Zagorski shot, stabbed and robbed Dotson and Porter, then stole their truck. The two men died at the scene.
Zagorski chose electrocution because he knew experts were speaking out against lethal injection, believing it caused cruel suffering prior to death.
He wanted to avoid what medical experts were calling “torture” of the condemned, as reported in the Nashville Tennessean.
He was part of a group of 32 Death Row offenders who sued the state of Tennessee over its use of lethal injection. The court decided against them in a 4-1 ruling.
They cited the pain-filled, torturous lethal injection death experience of Billy Ray Irick, as characterized by doctors who reviewed his Aug. 9, 2018 execution. With Irick’s death, experts said the drug midazolam did not render him unconscious before the other drugs began shutting his body down, as was intended.

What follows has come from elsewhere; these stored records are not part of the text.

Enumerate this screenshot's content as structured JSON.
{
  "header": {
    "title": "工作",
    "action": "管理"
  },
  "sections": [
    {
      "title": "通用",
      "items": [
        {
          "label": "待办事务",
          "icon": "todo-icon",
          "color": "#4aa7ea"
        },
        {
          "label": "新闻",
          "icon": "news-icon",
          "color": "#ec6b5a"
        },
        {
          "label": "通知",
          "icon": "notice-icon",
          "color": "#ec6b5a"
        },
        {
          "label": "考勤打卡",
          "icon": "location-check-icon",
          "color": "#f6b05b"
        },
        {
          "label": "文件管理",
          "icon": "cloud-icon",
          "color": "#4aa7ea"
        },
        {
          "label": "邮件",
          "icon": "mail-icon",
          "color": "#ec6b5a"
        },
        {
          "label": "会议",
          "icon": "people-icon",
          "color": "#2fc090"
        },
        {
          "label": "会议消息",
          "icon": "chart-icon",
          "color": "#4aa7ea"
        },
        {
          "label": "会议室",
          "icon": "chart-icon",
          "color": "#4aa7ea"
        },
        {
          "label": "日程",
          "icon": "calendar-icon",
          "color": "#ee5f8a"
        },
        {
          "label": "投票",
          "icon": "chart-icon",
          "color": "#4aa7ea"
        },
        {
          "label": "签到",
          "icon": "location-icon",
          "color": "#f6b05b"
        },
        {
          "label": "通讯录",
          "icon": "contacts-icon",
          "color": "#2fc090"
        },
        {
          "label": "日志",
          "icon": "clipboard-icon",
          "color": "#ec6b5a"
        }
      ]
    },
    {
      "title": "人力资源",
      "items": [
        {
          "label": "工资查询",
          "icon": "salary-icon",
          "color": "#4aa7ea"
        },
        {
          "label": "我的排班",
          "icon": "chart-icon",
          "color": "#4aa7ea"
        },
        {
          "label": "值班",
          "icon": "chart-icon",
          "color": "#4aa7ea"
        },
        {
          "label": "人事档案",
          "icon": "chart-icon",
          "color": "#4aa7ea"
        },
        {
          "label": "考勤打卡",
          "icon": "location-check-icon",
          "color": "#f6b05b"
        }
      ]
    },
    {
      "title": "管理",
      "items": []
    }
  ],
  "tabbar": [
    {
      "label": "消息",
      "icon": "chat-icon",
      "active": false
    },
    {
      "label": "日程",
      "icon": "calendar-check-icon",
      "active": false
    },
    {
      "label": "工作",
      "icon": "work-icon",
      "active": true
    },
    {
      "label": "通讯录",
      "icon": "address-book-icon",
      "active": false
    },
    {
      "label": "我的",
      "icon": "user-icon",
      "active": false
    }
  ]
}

The doctor who reviewed Irick’s death said the execution caused great pain and feelings of “…drowning and burning alive.” U.S. Supreme Court Justice Sotomayor said, “Capital prisoners …are entitled to humane deaths. The longer we stand silent amid growing evidence of inhumanity in execution methods like Tennessee’s, the longer we extend our own complicity in state sponsored brutality.”
Zagorski was the 134th person the state of Tennessee put to death since 1916, the second execution in Tennessee in 2018 and the first electrocution in that state since 2007.
His last words were, “First of all I want to make it very clear I have no hard feelings…Let’s rock.”
Zagorski spent 34 years on Death Row.
John Dotson’s widow, Marsha Dotson, said, “I’ve come to realize that it’s not my place to condemn somebody, to let them die.”